Die vom Antragsteller begehrte Förderleistung soll nicht den üblicherweise und allgemein durch Behinderungen bedingten Betreuungsaufwand in einer Förderschule decken, der durch Hilfskräfte - soweit an der Schule vorhanden - in der Regel für mehrere Behinderte gleichzeitig erbracht wird. Es handelt sich vielmehr um eine Individualförderung, die erforderlich und geeignet ist, dem beim Antragsteller vorhandenen Integrationsrisiko entgegenzuwirken. Das ergibt sich nach der im Eilverfahren gebotenen, aber auch ausreichenden summarischen Prüfung insbesondere aus der Hilfeplan-Fortschreibung Nr. 7 vom 4. Juli 2008, aus der Stellungnahme des Psychologischen Fachdienstes des Antragsgegners vom 27. Dezember 2008 und den ärztlich-psychologischen Berichten von Fachärztinnen für Kinder- und Jugendpsychiatrie der Heckscher-Klinikum gGmbH vom 8. Juli 2008 und vom 28. Januar 2009.

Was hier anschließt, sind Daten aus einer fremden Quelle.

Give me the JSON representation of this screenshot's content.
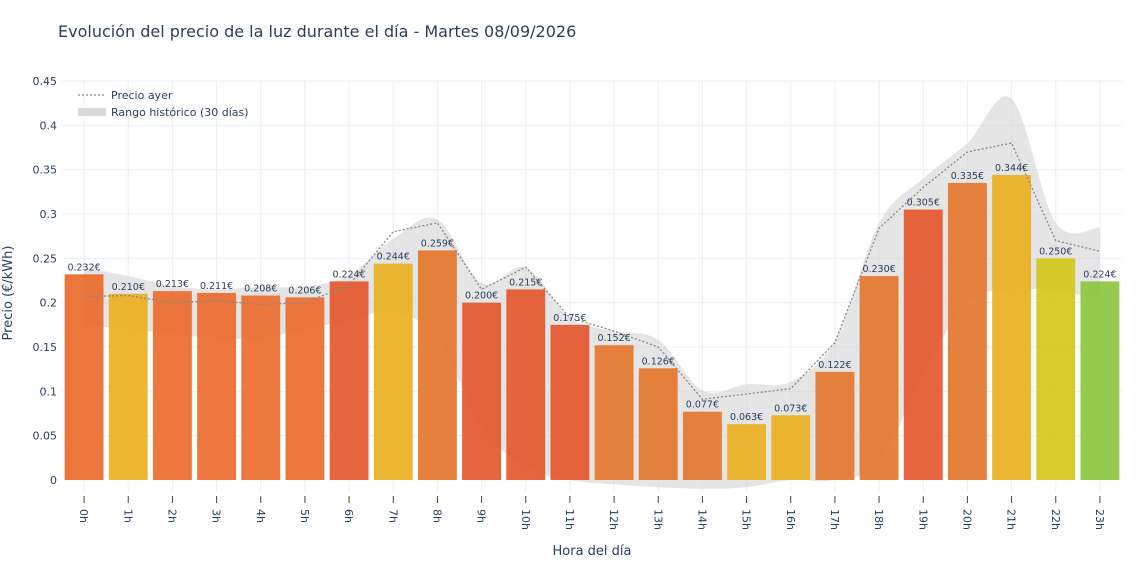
{
  "title": "Evolución del precio de la luz durante el día - Martes 08/09/2026",
  "chart_data": {
    "type": "bar",
    "categories": [
      "0h",
      "1h",
      "2h",
      "3h",
      "4h",
      "5h",
      "6h",
      "7h",
      "8h",
      "9h",
      "10h",
      "11h",
      "12h",
      "13h",
      "14h",
      "15h",
      "16h",
      "17h",
      "18h",
      "19h",
      "20h",
      "21h",
      "22h",
      "23h"
    ],
    "values": [
      0.232,
      0.21,
      0.213,
      0.211,
      0.208,
      0.206,
      0.224,
      0.244,
      0.259,
      0.2,
      0.215,
      0.175,
      0.152,
      0.126,
      0.077,
      0.063,
      0.073,
      0.122,
      0.23,
      0.305,
      0.335,
      0.344,
      0.25,
      0.224
    ],
    "value_labels": [
      "0.232€",
      "0.210€",
      "0.213€",
      "0.211€",
      "0.208€",
      "0.206€",
      "0.224€",
      "0.244€",
      "0.259€",
      "0.200€",
      "0.215€",
      "0.175€",
      "0.152€",
      "0.126€",
      "0.077€",
      "0.063€",
      "0.073€",
      "0.122€",
      "0.230€",
      "0.305€",
      "0.335€",
      "0.344€",
      "0.250€",
      "0.224€"
    ],
    "bar_colors": [
      "#ea6b2c",
      "#ebb021",
      "#eb6b2e",
      "#eb6b2e",
      "#eb6b2e",
      "#eb6b2e",
      "#e4572e",
      "#ebb021",
      "#e4772e",
      "#e4572e",
      "#e4572e",
      "#e4572e",
      "#e4772e",
      "#e4772e",
      "#e4772e",
      "#ebb021",
      "#ebb021",
      "#e4772e",
      "#e4772e",
      "#e4572e",
      "#e4772e",
      "#ebb021",
      "#d4c71c",
      "#8bc53f"
    ],
    "series": [
      {
        "name": "Precio ayer",
        "style": "dotted-line",
        "color": "#888888",
        "values": [
          0.207,
          0.208,
          0.2,
          0.202,
          0.198,
          0.2,
          0.22,
          0.28,
          0.29,
          0.215,
          0.24,
          0.183,
          0.168,
          0.15,
          0.091,
          0.097,
          0.103,
          0.155,
          0.284,
          0.33,
          0.37,
          0.38,
          0.27,
          0.258
        ]
      },
      {
        "name": "Rango histórico (30 días)",
        "style": "band",
        "color": "#cccccc",
        "upper": [
          0.24,
          0.23,
          0.219,
          0.215,
          0.218,
          0.218,
          0.231,
          0.272,
          0.294,
          0.222,
          0.24,
          0.183,
          0.168,
          0.158,
          0.101,
          0.108,
          0.111,
          0.157,
          0.29,
          0.34,
          0.38,
          0.43,
          0.29,
          0.285
        ],
        "lower": [
          0.175,
          0.17,
          0.165,
          0.16,
          0.16,
          0.17,
          0.18,
          0.19,
          0.16,
          0.06,
          0.015,
          0.0,
          -0.005,
          -0.008,
          -0.01,
          -0.008,
          0.0,
          0.0,
          0.02,
          0.12,
          0.2,
          0.215,
          0.213,
          0.205
        ]
      }
    ],
    "xlabel": "Hora del día",
    "ylabel": "Precio (€/kWh)",
    "yticks": [
      0,
      0.05,
      0.1,
      0.15,
      0.2,
      0.25,
      0.3,
      0.35,
      0.4,
      0.45
    ],
    "ytick_labels": [
      "0",
      "0.05",
      "0.1",
      "0.15",
      "0.2",
      "0.25",
      "0.3",
      "0.35",
      "0.4",
      "0.45"
    ],
    "ylim": [
      -0.01,
      0.45
    ],
    "grid": true,
    "legend_position": "top-left"
  }
}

Die Situationsbeschreibung der Hilfeplan-Fortschreibung Nr. 7 enthält unter anderem die Feststellung, dass der (zum damaligen Zeitpunkt achtjährige) Antragsteller nach verstärktem unkontrolliert aggressivem Verhalten bis Ende des Schuljahres von der Schule ausgeschlossen worden sei. Der Antragsteller habe Schulregeln nicht eingehalten, auf Erwachsene eingeschlagen und die Leistung verweigert. In völlig hilflosen Situationen sei der Antragsteller bis zu 40 Minuten weinend dagesessen, ohne dass er hätte beruhigt werden können. Die Hilfeplanfortschreibung enthält die Vereinbarung, die Unterzeichnende werde die Möglichkeit einer Schulbegleitung durch die Jugendhilfe abklären. Frau M. S., Fachärztin für Kinder- und Jugendpsychiatrie der Heckscher Klinikum gGmbH kommt in ihrem ärztlich-psychologischem Bericht vom 8. Juli 2008 zusammenfassend unter anderem zu der Beurteilung, eine Schulbegleitung erscheine aus kinder- und jugendpsychiatrischer Sicht unumgänglich, um das aggressive Verhalten des Antragstellers frühzeitig zu begrenzen und ihn besser in die Gruppe zu integrieren. Der Psychologische Fachdienst des Antragsgegners führt in seiner Stellungnahme vom 27. Dezember 2008 aus: „Anhand der bisher vorliegenden Stellungnahmen der Heckscher-Klinik und des Förderzentrums Brannenburg sowie aufgrund der persönlich geführten Gespräche komme ich zu der fachlichen Einschätzung, dass eine Schulbegleitung derzeit für Michael Maste die geeignete und notwendige Maßnahme ist, um dem eindeutig vorhandenen Integrationsrisiko des Jungen entgegenzuwirken.“ Schließlich stellt Frau C. W., Fachärztin für Kinder- und Jugendpsychiatrie der Heckscher-Klinikum gGmbH in der ärztlich-psychologischen Stellungnahme vom 28. Januar 2009 fest, Alternative zu einer Schulbegleitung wäre die Fremdunterbringung in einer vollstationären Einrichtung. Diese sollte jedoch wegen der für den Antragsteller bestehenden Diagnose einer reaktiven Bindungsstörung nicht in Erwägung gezogen werden, weil sie höchstwahrscheinlich zu einer Zunahme der Verhaltensauffälligkeiten führen würde.

2. Die Kostenentscheidung beruht auf § 154 Abs. 2, § 188 Satz 2 Halbsatz 1 VwGO.

3. Dieser Beschluss ist nicht anfechtbar (§ 152 Abs. 1, § 158 Abs. 1 VwGO).